The
New Mexican Connection
McCloud
In this large-scale
analysis of Coogan’s Bluff, the action is divided between New York
and New Mexico, the connection between the two is a wanted man last seen by
McCloud in Taos and just arrested by him after a shootout outside a Manhattan
delicatessen.
The crime was
bank robbery using explosives, which killed three people. A peace demonstration
innocently served as the cover with shouting and bonfires. Back in Taos with
his prisoner, McCloud gets a call from a man in Chris Coughlin’s
apartment saying she’s been kidnapped, free the prisoner or else.
McCloud
immediately flies to New York, a tail is put closely on the nominally freed
suspect. The police search every inch of the apartment for clues, someone turns
the doorknob, all draw pistols, in walks Chris, accompanied by the pop singer
Jimmy Roy Taylor and his manager, Winn Hollis, who has commissioned her to
write a book about his client. They’ve been in Connecticut all weekend.
At first, Chief
Clifford is more than inclined to drop the whole matter, but McCloud takes the
inference that the threat may be realized at any moment, and the Chief concurs.
Meanwhile, a TV
journalist is raking the department over the coals because of shootings by
Clifford’s own stakeout squad designed to protect small businesses. These
men are Detectives Grover and Simms, and Marshal McCloud. A remarkable training
film (POV handheld camera) tests the officers’ discernment of the right
time to fire at a menacing suspect, but the adverse publicity is affecting
Grover and Simms. McCloud, on the other hand, comes in for a particular
tonguelashing when the would-be kidnapper takes some potshots at him in the
park at night and the Marshal returns fire, only to perforate some trash cans
(“were they acting in a threatening manner?”).
In Albuquerque,
the bank robber and his partner meet at the Lost Dutchman Motel (the former
hitches a ride in a gaudily-painted VW van), or rather
the partner arrives first and leaves a bomb in a briefcase. The New Mexican
connection is blown to smithereens.
It gradually
dawns on McCloud that it’s not a case of blackmail and payoff between
partners, but of a professional killing arranged by the actual partner in the
bank robbery, to silence a witness.
The recording
studio where Jimmy Roy Taylor is wrapping up a session provides a pivotal clue.
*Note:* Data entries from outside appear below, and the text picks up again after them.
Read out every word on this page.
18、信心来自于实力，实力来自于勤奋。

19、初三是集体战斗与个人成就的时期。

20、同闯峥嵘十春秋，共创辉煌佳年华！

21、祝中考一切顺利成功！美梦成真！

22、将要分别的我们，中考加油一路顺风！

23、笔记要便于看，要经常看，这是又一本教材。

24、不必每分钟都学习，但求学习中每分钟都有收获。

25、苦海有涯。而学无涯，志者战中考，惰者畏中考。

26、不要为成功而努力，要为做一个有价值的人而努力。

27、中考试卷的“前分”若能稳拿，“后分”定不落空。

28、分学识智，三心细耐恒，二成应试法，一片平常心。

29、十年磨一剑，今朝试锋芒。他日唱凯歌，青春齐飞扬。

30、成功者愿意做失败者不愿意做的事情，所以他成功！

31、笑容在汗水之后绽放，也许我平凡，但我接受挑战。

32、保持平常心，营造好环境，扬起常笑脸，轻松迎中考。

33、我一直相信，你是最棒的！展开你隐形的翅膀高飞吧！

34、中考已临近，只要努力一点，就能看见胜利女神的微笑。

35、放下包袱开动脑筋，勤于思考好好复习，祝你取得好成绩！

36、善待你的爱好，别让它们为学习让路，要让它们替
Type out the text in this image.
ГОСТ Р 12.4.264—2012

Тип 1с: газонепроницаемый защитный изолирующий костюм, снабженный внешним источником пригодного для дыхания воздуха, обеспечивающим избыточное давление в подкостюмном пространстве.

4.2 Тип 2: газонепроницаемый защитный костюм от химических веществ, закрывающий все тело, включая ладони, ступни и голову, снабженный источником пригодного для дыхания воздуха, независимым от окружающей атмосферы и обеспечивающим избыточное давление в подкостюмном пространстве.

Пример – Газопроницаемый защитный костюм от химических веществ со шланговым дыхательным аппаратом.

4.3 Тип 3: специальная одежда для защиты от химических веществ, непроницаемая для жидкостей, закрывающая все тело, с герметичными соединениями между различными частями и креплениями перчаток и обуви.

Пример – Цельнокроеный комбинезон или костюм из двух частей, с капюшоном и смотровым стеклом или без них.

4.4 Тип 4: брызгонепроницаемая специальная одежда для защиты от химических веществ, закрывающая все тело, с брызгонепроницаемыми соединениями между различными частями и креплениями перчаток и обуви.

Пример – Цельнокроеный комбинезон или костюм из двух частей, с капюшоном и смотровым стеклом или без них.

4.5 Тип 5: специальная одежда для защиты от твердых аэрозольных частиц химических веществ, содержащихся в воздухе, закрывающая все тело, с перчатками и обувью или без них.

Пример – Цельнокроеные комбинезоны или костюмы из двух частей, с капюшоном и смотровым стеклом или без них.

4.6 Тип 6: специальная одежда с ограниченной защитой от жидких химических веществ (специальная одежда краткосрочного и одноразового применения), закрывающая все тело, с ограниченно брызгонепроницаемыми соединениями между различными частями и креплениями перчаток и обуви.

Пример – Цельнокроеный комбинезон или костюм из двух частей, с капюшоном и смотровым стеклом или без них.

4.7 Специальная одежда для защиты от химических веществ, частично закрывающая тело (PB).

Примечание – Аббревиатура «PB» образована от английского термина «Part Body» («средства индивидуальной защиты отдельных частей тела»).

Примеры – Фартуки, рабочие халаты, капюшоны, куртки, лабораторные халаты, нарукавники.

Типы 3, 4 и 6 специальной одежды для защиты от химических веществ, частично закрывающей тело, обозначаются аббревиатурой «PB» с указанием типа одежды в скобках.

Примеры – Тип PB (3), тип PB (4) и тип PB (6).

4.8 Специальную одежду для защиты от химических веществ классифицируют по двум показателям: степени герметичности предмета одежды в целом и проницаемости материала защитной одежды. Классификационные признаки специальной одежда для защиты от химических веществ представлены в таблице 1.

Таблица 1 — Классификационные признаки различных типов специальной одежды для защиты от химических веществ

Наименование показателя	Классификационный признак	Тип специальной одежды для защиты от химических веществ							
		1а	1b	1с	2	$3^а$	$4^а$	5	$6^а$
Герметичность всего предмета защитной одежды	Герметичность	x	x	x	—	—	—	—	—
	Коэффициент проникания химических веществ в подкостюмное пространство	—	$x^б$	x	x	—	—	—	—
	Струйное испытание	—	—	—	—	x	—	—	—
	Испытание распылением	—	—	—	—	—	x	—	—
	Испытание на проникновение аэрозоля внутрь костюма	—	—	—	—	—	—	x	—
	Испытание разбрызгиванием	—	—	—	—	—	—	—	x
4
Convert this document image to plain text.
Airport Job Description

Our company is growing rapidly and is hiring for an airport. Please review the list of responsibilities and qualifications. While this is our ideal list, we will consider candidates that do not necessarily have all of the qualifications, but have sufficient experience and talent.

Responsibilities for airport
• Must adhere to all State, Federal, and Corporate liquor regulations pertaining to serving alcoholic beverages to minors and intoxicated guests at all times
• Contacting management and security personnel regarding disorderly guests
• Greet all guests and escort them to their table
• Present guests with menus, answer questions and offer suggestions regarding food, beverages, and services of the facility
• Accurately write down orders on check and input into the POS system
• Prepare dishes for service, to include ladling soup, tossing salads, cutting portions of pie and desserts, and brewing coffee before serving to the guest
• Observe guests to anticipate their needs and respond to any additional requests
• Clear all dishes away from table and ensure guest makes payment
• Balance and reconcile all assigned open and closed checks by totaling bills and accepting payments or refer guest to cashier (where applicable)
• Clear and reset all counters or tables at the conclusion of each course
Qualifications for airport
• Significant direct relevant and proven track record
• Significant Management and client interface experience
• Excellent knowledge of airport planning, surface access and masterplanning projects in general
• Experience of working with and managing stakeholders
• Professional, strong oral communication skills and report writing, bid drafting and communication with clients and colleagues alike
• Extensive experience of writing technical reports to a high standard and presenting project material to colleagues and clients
Chris Coughlin is there, McCloud arrives to ride shotgun. He marvels at the
sound editor deftly splicing tape, remembers hearing Chris’s voice on the
phone (“I’m all right”) that first night in Taos when the hit
man called. One of her taped interviews must have been the source.
Sure enough, it
was Winn Hollis. The poor devil never made a dime until Taylor came along, and
then the kid tells him about “a cheap robbery” he had committed.
Such golden eggs, such a cooked goose.
Hollis and Chris
and McCloud are riding through Manhattan at night in a stagecoach (an
alternative to the hackney) when this all comes out, Hollis and McCloud
scramble over a gun, their fisticuffs carry them to the roof of the stagecoach
dragged headlong by the startled horses past theaters, shops, restaurants, etc.
Murray
Hamilton’s TV scribe is a minutely accurate study in manner (if not in
matter) from models of the national news. Rick Nelson (as Jimmy Roy) sings
“I’m Talkin’ ‘Bout You” and “Garden
Party”.
Chief Clifford
explicitly states the theme of Coogan’s Bluff, “if McCloud would only learn to work through channels!”